Tuesday, August 03, 2021

SLS-9d3 - Teachers Then and Now

We need teachers to make service-learning work.  Around 2010, when PolyU started on our service-learning journey, however, we had hardly any teachers who had any experience or training to teach service-learning. To gage our readiness and the challenge that we faced in getting ourselves ready to teach, we conducted a study, interviewing a number of potential teachers.   

Many were worried.  Some wondered about the demand (or rather, the possible lack of it) - are there enough needy people in Hong Kong for our students to serve?  Some worried about the readiness of our students.  PolyU is a strongly technology-oriented university - are students without a humanities or social science background suitable to take service-learning courses?  Some worried whether we have the teachers needed - are teachers without a humanities or social science background suitable to teach service-learning courses?  Reflection is said to be critical - do teachers from sciences and engineering know how to guide students to do reflection?  Some worried about assessment - isn’t assessment of service-learning subjective and unreliable?  


Those were not unreasonable worries, given how little we knew about service-learning at the time.  Fortunately we did not let that stop us. We arrange workshops on various aspects of service-learning, develop e-Learning material to train teachers, embark on piloting to gain experience, develop guidelines for proposal writing, visit well-established programs at leading universities, develop teacher training courses, arrange internship experiences for teachers, organise research salons, organise conferences, publish papers and books, experiment with innovative projects and courses, …  



In ten years time, we have witnessed tremendous growth and development.  Some teachers have expressed gratitude for the opportunity to teach service-learning courses as part of their duty.  Previously they had to find the time outside of work to serve the community in their own way, which is hard given the heavy workload in the university.  Now they can serve the community and train students to do the same, as part of their duty - killing multiple birds with one stone.  


Many questions are answered, not from theory, but hard-earned experience.  Yes, there is no shortage of people to serve - as long as we are willing.  Yes, students in science and engineering can learn serve.  Yes, engineering professors can learn to guide reflection.  Yes, service-learning can be assessed objectively.  Along the way, novices in teaching service-learning become experienced.  A single teacher has assembled a multi-teacher team to teach multiple subjects, send out multiple teams to serve in Hong Kong, Mainland China, Taiwan, Cambodia, and even further afield in the same year.  


A teacher is teaching hundreds of students at a time, assisted by several assistants.  Their teaching team is sending out dozens of student teams to serve multiple primary and secondary schools at the same time.  At the end of each semester of teaching and serving, participating schools send their own students to compete in a territory-wide STEM competition organised by the teacher with hundreds of students having a great time. 

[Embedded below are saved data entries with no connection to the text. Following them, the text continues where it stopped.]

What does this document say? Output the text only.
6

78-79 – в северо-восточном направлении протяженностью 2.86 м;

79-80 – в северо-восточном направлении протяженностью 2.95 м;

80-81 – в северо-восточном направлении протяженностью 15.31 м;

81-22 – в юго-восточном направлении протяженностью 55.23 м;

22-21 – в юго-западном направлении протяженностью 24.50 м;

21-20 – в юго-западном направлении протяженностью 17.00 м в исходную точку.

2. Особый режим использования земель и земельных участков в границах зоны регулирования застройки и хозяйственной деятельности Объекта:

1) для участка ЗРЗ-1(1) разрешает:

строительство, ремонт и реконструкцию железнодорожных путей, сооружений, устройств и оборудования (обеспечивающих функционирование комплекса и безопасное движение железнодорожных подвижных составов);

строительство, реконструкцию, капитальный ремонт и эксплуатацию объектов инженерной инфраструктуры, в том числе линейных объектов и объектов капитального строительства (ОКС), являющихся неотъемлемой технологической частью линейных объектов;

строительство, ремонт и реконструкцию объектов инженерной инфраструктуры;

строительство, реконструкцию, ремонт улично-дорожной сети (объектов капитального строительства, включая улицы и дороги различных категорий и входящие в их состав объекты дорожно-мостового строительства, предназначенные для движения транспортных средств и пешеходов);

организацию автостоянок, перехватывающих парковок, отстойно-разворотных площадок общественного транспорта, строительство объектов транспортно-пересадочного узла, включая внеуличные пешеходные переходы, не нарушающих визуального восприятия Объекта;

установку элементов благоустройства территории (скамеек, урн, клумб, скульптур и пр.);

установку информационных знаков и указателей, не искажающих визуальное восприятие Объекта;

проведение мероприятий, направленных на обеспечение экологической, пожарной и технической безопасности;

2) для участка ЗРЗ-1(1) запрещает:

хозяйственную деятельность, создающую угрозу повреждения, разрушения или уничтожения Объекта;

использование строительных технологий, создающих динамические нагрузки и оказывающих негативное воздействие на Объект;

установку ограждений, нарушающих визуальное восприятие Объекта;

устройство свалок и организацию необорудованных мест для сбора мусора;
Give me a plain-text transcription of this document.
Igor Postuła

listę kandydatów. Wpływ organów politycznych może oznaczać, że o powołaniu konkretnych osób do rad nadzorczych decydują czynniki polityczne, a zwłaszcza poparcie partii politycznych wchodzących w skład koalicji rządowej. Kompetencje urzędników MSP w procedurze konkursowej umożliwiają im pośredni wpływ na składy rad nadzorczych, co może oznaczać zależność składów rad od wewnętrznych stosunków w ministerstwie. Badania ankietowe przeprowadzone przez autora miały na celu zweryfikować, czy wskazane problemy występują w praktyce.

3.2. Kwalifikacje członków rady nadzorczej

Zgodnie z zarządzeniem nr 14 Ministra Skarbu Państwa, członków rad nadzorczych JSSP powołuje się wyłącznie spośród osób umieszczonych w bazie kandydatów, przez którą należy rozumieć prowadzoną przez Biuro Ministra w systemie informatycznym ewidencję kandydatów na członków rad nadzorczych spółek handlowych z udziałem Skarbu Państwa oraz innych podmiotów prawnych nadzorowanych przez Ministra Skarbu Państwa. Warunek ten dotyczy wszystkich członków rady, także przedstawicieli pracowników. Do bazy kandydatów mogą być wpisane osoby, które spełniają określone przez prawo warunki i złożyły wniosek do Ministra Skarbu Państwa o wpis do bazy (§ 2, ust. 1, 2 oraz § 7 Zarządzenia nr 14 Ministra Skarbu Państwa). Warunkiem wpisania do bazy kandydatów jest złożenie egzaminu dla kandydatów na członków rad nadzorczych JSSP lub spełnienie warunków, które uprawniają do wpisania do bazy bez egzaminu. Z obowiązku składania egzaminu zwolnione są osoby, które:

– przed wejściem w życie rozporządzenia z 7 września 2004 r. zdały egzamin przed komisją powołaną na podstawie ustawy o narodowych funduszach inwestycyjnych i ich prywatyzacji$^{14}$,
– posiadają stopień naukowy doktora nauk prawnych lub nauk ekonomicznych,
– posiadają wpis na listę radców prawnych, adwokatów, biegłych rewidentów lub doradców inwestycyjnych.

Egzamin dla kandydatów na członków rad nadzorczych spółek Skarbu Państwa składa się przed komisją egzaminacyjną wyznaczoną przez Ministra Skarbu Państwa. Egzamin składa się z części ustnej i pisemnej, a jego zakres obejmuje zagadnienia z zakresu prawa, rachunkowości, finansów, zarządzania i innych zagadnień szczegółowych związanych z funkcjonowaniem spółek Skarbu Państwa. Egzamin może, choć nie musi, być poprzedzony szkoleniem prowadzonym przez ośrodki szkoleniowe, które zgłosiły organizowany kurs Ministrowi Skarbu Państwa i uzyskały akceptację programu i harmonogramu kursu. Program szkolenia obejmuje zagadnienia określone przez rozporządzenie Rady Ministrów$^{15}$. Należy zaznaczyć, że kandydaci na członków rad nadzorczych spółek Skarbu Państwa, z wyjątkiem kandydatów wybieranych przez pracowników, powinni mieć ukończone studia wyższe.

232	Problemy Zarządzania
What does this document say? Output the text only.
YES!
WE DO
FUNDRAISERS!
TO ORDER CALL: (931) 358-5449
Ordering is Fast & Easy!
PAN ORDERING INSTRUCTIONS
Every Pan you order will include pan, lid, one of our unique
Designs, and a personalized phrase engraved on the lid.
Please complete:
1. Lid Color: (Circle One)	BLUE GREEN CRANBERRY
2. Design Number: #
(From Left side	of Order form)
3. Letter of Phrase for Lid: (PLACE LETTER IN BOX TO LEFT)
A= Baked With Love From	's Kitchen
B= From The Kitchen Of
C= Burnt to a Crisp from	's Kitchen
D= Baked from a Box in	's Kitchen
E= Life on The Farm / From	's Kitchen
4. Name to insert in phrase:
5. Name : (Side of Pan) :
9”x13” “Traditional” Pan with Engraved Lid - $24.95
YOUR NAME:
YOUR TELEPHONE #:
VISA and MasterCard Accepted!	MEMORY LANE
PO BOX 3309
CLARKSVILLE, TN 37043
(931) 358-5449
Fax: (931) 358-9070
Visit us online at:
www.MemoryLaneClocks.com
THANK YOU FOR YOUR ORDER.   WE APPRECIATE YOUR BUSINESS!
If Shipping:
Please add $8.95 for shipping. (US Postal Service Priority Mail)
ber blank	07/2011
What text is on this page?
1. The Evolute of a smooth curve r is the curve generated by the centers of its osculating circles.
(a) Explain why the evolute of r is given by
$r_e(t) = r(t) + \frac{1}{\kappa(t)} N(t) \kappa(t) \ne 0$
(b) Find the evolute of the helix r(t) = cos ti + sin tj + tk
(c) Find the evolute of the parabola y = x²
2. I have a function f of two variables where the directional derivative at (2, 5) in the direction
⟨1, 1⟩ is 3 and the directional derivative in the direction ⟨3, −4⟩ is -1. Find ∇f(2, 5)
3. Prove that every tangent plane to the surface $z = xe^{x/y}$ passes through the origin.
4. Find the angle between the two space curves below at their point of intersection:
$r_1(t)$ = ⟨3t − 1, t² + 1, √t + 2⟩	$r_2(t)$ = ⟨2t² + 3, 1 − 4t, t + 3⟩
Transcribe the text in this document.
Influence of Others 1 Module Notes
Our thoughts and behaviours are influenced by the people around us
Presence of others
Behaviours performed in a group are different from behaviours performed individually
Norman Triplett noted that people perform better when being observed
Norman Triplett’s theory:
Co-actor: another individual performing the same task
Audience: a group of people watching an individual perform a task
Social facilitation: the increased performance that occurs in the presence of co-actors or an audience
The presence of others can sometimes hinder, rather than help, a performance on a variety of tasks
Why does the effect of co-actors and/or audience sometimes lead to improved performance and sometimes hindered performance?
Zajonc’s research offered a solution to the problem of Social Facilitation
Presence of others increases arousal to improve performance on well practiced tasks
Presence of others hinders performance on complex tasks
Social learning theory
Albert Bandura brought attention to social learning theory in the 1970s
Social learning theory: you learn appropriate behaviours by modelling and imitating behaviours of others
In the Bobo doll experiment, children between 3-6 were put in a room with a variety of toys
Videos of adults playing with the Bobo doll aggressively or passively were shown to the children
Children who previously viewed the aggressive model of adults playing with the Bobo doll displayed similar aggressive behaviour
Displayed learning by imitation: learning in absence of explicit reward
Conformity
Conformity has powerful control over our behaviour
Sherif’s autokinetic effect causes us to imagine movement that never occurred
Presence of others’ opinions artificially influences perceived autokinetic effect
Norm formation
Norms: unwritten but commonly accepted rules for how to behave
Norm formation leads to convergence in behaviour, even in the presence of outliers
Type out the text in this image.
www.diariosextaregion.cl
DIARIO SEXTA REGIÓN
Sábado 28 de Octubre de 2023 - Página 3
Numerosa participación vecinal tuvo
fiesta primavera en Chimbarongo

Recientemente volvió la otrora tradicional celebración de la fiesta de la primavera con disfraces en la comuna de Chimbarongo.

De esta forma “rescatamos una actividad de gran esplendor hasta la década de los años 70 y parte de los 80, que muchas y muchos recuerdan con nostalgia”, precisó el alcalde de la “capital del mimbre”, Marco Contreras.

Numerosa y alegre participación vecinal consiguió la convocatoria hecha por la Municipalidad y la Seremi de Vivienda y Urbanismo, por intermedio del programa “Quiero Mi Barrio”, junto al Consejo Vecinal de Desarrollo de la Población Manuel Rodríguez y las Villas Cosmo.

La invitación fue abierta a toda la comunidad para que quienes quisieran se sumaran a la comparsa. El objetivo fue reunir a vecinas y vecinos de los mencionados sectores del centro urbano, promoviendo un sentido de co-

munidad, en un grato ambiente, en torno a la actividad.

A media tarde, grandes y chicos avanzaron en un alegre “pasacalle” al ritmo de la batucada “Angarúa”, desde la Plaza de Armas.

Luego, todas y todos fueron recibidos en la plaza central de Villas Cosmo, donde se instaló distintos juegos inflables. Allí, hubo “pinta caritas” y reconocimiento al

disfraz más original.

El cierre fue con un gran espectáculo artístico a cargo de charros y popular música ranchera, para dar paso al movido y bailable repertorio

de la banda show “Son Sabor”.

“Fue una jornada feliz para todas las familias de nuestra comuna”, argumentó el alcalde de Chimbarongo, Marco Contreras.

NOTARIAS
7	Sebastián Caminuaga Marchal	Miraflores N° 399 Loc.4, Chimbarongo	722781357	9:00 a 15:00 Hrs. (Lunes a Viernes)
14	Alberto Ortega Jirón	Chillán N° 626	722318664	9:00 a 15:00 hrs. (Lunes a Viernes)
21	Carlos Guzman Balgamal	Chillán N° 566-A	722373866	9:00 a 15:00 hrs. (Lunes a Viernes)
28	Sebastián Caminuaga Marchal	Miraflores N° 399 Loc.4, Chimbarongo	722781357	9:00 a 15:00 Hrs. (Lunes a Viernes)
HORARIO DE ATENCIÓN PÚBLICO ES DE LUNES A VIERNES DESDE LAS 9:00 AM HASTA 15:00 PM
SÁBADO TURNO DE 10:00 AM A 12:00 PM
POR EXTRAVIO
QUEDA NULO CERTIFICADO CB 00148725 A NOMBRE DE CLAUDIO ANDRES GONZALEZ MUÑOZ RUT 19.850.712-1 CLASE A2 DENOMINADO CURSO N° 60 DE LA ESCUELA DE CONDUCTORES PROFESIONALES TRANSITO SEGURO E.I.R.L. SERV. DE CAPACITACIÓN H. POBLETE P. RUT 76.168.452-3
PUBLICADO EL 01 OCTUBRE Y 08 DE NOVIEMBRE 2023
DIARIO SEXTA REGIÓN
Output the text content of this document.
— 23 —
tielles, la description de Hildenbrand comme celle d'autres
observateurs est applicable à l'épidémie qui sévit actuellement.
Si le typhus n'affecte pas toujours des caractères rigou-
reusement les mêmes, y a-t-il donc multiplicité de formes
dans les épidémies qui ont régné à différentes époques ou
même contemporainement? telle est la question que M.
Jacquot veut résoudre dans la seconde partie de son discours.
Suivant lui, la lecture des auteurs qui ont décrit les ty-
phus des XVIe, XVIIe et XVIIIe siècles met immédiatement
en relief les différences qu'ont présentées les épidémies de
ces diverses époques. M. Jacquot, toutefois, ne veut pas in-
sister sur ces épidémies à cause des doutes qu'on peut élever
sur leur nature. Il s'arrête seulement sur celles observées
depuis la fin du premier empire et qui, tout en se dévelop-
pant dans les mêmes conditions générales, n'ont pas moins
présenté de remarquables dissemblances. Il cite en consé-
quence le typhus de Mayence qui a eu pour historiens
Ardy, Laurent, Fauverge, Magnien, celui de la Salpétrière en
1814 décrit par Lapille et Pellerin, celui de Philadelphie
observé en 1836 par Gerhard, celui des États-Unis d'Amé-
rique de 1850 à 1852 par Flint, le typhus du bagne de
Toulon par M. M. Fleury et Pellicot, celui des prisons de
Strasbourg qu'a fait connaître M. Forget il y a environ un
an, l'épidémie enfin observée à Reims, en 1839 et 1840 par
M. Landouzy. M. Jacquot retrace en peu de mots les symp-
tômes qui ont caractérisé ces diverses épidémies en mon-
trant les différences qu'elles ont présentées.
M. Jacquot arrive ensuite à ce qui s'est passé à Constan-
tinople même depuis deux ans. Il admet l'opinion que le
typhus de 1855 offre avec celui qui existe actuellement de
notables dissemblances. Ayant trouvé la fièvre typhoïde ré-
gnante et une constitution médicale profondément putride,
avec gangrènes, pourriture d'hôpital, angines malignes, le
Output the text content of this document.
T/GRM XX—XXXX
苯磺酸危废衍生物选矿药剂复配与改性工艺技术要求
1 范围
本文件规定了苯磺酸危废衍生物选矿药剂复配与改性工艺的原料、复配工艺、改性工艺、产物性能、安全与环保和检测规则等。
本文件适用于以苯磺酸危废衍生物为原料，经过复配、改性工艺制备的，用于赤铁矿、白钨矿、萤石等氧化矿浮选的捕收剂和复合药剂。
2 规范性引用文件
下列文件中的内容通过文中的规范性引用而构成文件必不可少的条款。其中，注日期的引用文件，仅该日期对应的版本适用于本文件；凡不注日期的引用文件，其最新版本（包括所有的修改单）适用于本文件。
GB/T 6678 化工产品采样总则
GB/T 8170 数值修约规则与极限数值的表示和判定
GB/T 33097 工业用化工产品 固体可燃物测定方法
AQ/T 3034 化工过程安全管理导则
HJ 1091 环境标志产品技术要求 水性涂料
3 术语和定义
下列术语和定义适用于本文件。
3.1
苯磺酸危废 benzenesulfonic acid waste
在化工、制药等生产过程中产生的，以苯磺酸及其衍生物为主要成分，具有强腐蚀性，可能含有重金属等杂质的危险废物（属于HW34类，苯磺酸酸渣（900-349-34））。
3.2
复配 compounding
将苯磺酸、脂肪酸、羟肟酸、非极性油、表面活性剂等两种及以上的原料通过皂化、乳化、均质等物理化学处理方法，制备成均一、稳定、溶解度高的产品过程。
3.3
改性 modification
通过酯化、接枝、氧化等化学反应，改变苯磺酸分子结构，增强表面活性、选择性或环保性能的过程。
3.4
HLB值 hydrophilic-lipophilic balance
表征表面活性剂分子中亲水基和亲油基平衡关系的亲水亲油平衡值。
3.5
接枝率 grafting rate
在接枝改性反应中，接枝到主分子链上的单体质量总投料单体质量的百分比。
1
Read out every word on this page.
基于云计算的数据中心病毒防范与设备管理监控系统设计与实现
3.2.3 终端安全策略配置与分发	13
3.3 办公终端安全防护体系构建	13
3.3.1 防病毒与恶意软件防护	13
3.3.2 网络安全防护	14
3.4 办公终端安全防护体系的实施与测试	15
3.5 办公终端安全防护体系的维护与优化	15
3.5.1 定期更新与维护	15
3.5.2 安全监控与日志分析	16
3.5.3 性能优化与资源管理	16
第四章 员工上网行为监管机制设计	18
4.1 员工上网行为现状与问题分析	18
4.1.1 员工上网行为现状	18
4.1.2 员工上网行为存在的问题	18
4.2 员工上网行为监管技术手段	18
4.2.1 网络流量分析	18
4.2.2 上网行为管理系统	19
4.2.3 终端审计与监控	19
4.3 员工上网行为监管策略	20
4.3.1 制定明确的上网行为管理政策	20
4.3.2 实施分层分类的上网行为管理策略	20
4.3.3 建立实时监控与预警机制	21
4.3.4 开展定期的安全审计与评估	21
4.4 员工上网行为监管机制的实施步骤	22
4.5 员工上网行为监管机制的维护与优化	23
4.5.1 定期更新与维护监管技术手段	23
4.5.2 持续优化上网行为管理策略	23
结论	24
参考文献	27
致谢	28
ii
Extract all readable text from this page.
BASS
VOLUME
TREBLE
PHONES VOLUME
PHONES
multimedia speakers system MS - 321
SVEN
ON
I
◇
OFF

Experienced teachers are offering teacher development workshops, consultation sessions, even full teacher development courses.   To aspiring teachers, not just from  PolyU; not just from Hong Kong, but also Mainland China and foreign countries.  Teachers are engaged in research on service-learning pedagogies, impact of service-learning on their own discipline, and new technologies developed in the context of serving the community.  The results are published in conferences, journals and contribute to consultancies.  Teachers receive prestigious awards for their achievements.  


Even when the coronavirus hit, the teachers are ready.  We are able to switch to teaching online.  It takes a tremendous effort.  But we manage to move much of the service online.  We even create innovative services in the process, opening up some great opportunities.  Now we are taking about and excitedly practicing technology-enhanced and technology-driven service-learning.  Tangible artefacts are integrated into online service.  We are effectively practicing engineering online.  In this sense, the pandemic hit us at the right time, when we are ready.  Had the pandemic hit 10 years earlier, we would not have been able to deal with it in stride. 


Ten years ago, we could not dare imagined that all these would happen as they did.  Service-Learning is not the end that we are aiming at.  It is a pedagogy that is not only effective for teaching, but also for the professional development of us teachers.  The ultimate aim is better education.  Service-Learning is now definitely part of our campus culture.